Apple, the popular technology stock owned by millions of Americans through funds in their 401(k)s, has become the first publicly traded U.S. company to hit a market value of $1 trillion.
The iPhone maker's milestone on Thursday follows an extraordinary stretch of innovation, and it arrives as the bull market for stocks, more than 9 years old, looks to overtake the 1990s bull run as the longest in history this month.
The company's good fortune is good news for individual investors.
Apple's stock is widely owned by workers ranging from teachers to electricians to lawyers. With a nearly 4 percent weighting, Apple is the biggest holding in the Standard & Poor’s 500 stock index, an investment that most people own in 401(k)s through index funds and other types of funds that hold Apple shares.
"Apple's $1 trillion valuation is a great reminder to investors that companies with innovative ideas combined with world-class products and service can create value for investors over time," says Kate Warne, investment strategist at Edward Jones, a brokerage headquartered in St. Louis.
Paul Hickey, co-founder of Bespoke Investment Group, a New York-based market research firm, says, “Apple’s gain boosts about every 401(k) since it is a big holding in just about every large-company mutual fund.”
The success of one stock, even one as influential as Apple, does not mean potential risks facing the broader stock market, such as worries over the economic fallout from tariffs or the economic impact of higher interest rates, will disappear, says Christian Thwaites, chief strategist at Brouwer & Janachowski, a Mill Valley, California-based wealth management firm.
However, Apple's financial feat doesn't feel like a signal that the market has reached its peak given the strength of the U.S. economy, says Michael Farr, president of Farr, Miller & Washington, a money-management firm based in Washington.
The iPhone maker's stock broke the $1 trillion barrier when it briefly hit the share price of $207.05 at 11:48 a.m. ET, according to online brokerage TD Ameritrade.
At the close of trading Thursday, Apple shares, which rose $5.89 to $207.39, were up 22.5 percent in 2018, more than double the return of the broad S&P 500, which has gained 5.7 percent.
Apple’s accomplishment is a first for a U.S. company.
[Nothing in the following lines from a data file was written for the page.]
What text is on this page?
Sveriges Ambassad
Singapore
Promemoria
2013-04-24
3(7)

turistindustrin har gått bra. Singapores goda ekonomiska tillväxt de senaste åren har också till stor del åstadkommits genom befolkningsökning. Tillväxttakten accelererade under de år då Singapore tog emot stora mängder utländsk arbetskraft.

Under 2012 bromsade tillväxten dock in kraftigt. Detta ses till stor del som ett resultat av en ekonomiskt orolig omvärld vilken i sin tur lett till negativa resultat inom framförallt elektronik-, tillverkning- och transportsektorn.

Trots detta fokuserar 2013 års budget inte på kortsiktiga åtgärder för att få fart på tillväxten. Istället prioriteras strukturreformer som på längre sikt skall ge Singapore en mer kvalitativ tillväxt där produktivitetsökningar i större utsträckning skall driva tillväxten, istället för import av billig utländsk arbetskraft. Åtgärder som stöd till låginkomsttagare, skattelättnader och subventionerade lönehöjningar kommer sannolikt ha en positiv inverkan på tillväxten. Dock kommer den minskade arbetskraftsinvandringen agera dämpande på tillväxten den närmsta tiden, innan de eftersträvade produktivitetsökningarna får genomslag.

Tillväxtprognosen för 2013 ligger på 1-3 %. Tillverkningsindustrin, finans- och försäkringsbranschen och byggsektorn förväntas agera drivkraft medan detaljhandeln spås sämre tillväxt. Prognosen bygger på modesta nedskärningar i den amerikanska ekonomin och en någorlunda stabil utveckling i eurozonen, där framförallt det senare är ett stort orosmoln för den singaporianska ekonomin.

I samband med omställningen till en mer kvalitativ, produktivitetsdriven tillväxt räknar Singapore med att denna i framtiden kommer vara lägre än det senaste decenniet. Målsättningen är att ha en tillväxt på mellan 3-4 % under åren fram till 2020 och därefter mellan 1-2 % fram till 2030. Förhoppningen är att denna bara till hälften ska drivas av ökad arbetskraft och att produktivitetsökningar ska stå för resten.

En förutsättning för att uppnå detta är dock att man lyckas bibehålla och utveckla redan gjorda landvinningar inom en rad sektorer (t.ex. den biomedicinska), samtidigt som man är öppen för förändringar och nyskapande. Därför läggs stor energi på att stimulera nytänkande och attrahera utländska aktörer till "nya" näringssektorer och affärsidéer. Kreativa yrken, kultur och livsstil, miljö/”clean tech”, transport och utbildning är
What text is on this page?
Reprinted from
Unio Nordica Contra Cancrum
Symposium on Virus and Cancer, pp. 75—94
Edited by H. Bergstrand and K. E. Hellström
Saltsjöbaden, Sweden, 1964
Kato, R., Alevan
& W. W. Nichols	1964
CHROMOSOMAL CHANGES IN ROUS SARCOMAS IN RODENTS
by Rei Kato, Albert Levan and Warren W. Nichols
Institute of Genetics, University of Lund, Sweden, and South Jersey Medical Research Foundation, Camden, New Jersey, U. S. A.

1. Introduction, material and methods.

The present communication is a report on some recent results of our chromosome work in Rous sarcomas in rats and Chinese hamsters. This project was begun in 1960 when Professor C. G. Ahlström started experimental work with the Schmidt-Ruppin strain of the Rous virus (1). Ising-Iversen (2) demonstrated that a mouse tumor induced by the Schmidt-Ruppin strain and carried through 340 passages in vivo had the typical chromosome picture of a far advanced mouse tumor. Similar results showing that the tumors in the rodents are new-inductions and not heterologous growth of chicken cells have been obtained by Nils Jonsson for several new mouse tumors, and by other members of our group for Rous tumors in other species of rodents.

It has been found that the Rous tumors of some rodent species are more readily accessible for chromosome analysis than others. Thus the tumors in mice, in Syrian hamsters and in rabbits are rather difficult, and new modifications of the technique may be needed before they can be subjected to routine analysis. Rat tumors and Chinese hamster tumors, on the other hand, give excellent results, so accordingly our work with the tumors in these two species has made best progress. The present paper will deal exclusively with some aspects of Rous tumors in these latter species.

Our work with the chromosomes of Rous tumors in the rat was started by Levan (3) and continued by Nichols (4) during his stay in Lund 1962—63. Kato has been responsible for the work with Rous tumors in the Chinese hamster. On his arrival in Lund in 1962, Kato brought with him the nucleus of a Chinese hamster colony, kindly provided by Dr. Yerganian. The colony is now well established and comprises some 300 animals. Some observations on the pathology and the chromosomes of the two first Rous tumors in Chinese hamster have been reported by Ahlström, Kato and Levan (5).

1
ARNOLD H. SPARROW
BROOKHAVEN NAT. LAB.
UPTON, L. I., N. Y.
The market capitalization of Chinese oil and gas company PetroChina briefly topped $1 trillion when the firm’s stock made its Asia trading debut in November 2007.
The tech giant's rise has been driven largely by its wildly successful iPhone, which has been instrumental in shaping our mobile world and is a staple of daily life for tens of millions of Americans who use it to make calls, send texts, snap photos, check Facebook and stay on top of the news.
Given that the S&P 500 is weighted by market value, Apple, as the most valuable company in the index, exerts the biggest impact on the index's price moves.
"Apple truly is the apple of the market's eye," says Erik Davidson, chief investment officer at Wells Fargo Private Bank in Chicago.
Apple won the race to $1 trillion, edging out rivals such as Amazon (whose market cap was $877 billion as of Wednesday's close, according to S&P Dow Jones Indices), Google parent Alphabet ($858 billion) and Microsoft ($817 billion), the other main contenders racing to reach the milestone.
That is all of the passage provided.